The Massachusetts Bar Association has formally decided to oppose implementation of the so-called "anniversary fee" and to work for its repeal.
Enacted during the last legislative session through Sections 497 and 502 of Chapter 26 of the Acts of 2003, the new fees of $90-120 will be assessed on civil suits or petitions in the district, municipal or superior courts that have not been resolved within a one-year period. Failure to pay the fee can result in a case being dismissed.
The unanimous vote to fight the anniversary fee came during the Nov. 13 meeting of the MBA House of Delegates in Worcester.
As voted, the MBA will:
• Actively oppose and work to repeal the anniversary fee through legislative action, and
• Immediately establish a committee appointed by the association's president to recommend other methods of opposition, including leading or joining a challenge to the fee in the courts.

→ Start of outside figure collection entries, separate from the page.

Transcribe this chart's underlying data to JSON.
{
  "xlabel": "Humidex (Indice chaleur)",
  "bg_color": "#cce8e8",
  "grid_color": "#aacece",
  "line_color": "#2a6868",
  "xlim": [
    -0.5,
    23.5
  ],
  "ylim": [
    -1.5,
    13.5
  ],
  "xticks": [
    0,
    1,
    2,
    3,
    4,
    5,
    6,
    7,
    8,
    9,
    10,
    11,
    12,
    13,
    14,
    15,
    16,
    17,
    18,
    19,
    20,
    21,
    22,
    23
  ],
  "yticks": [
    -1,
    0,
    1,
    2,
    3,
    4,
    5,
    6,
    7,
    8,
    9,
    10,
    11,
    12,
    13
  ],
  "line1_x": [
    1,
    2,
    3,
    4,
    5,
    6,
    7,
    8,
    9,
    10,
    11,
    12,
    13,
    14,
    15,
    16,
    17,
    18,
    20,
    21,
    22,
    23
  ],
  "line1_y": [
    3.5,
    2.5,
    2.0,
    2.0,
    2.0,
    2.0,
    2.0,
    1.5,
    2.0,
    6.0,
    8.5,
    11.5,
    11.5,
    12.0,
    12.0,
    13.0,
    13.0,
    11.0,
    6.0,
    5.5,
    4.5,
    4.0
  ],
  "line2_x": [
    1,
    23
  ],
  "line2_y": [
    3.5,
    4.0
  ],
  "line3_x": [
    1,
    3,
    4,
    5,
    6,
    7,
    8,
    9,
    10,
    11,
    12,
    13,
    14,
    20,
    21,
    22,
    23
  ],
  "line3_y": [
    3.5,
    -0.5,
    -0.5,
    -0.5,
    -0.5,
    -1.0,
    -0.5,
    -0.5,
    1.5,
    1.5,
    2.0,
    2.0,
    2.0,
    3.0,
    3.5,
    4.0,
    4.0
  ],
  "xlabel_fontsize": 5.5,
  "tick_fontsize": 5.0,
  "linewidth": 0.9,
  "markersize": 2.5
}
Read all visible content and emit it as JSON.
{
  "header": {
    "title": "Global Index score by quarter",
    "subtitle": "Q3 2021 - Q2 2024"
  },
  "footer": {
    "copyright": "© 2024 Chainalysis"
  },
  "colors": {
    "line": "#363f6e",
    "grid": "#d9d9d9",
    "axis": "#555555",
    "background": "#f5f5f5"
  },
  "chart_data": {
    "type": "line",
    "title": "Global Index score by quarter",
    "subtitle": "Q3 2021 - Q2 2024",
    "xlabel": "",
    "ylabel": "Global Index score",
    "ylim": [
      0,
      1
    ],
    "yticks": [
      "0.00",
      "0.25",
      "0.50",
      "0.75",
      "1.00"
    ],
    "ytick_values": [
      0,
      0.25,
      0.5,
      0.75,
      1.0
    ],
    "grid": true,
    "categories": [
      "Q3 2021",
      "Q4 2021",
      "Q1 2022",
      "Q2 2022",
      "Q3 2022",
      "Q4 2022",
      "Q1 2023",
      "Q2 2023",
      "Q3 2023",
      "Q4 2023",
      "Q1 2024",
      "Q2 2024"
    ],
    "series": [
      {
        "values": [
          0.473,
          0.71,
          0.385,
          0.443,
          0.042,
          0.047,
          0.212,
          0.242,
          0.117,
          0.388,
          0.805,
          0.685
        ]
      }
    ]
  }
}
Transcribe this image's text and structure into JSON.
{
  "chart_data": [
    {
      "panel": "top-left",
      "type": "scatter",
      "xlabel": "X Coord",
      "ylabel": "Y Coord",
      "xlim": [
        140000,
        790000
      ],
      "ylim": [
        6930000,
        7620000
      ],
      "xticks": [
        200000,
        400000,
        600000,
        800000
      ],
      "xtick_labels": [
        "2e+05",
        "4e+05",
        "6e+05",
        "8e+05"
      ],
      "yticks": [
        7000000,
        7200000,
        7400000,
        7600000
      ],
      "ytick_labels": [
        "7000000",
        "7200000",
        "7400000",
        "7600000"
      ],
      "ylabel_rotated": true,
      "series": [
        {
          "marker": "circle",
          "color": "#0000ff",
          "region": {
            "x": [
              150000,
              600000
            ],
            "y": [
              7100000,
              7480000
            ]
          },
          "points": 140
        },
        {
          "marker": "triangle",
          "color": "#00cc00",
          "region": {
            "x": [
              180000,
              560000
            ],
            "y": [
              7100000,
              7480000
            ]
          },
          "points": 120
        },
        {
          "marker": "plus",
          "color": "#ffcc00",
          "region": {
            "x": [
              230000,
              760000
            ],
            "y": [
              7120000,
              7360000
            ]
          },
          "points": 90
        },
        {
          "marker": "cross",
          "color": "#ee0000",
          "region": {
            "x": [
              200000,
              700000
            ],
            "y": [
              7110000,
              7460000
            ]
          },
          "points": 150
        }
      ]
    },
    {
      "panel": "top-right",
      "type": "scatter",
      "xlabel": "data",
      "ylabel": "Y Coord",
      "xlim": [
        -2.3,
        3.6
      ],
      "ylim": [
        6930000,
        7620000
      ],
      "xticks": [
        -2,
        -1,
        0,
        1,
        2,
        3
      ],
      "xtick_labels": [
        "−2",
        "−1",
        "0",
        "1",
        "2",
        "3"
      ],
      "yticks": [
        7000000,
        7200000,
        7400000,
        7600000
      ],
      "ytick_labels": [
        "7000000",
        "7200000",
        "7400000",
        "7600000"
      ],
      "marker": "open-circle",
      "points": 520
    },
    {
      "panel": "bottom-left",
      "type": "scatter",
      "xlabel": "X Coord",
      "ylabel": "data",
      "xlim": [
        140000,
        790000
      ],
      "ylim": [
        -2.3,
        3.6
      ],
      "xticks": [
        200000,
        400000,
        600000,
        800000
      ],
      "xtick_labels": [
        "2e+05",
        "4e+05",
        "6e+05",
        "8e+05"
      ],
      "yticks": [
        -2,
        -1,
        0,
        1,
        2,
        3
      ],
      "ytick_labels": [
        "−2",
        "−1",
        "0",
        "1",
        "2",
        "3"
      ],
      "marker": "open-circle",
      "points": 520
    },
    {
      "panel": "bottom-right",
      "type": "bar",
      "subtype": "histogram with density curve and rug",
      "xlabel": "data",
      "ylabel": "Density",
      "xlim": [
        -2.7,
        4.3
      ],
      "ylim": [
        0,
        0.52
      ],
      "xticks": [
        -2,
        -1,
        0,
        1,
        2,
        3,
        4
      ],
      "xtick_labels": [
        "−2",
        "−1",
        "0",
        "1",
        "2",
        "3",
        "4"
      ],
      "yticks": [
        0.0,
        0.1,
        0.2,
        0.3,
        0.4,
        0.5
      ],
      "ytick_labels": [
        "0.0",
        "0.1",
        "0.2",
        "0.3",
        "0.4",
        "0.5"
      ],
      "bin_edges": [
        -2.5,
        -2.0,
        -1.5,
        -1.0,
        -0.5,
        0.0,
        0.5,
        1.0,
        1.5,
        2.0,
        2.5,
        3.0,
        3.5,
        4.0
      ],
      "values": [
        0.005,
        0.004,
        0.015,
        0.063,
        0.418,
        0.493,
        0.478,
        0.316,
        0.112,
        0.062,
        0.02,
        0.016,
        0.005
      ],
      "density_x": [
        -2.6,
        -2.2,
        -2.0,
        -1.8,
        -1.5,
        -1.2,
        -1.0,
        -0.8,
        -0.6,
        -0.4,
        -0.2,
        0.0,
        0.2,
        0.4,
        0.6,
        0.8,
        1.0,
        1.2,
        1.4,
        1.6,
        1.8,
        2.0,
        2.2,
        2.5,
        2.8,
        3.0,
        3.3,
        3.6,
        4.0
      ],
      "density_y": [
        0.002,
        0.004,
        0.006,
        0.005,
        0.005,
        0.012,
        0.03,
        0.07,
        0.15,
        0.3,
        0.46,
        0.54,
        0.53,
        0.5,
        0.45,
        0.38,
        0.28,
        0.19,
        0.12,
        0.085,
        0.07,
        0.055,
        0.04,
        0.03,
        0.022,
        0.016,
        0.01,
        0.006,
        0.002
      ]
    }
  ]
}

"The intent of this fee is to generate millions of dollars in new revenue for the state, however the fee system is riddled with troublesome issues," said MBA President Richard C. Van Nostrand. "Not only is it a potential administrative disaster for our already overburdened courts, but it also unfairly singles out some litigants and petitioners to the exclusion of others.
"Given that litigants face 14-36 months of tracking their cases prior to trial in superior court, often through no fault of the parties, these new fees unjustly penalize them for something that is beyond their control," Van Nostrand said.
"Most troubling, however, is the potential for denying access to justice for indigent individuals who face having their cases dismissed simply because they cannot afford to pay the fee."
The presidential committee is expected to make its recommendation for further action at the association's January meeting of the House of Delegates.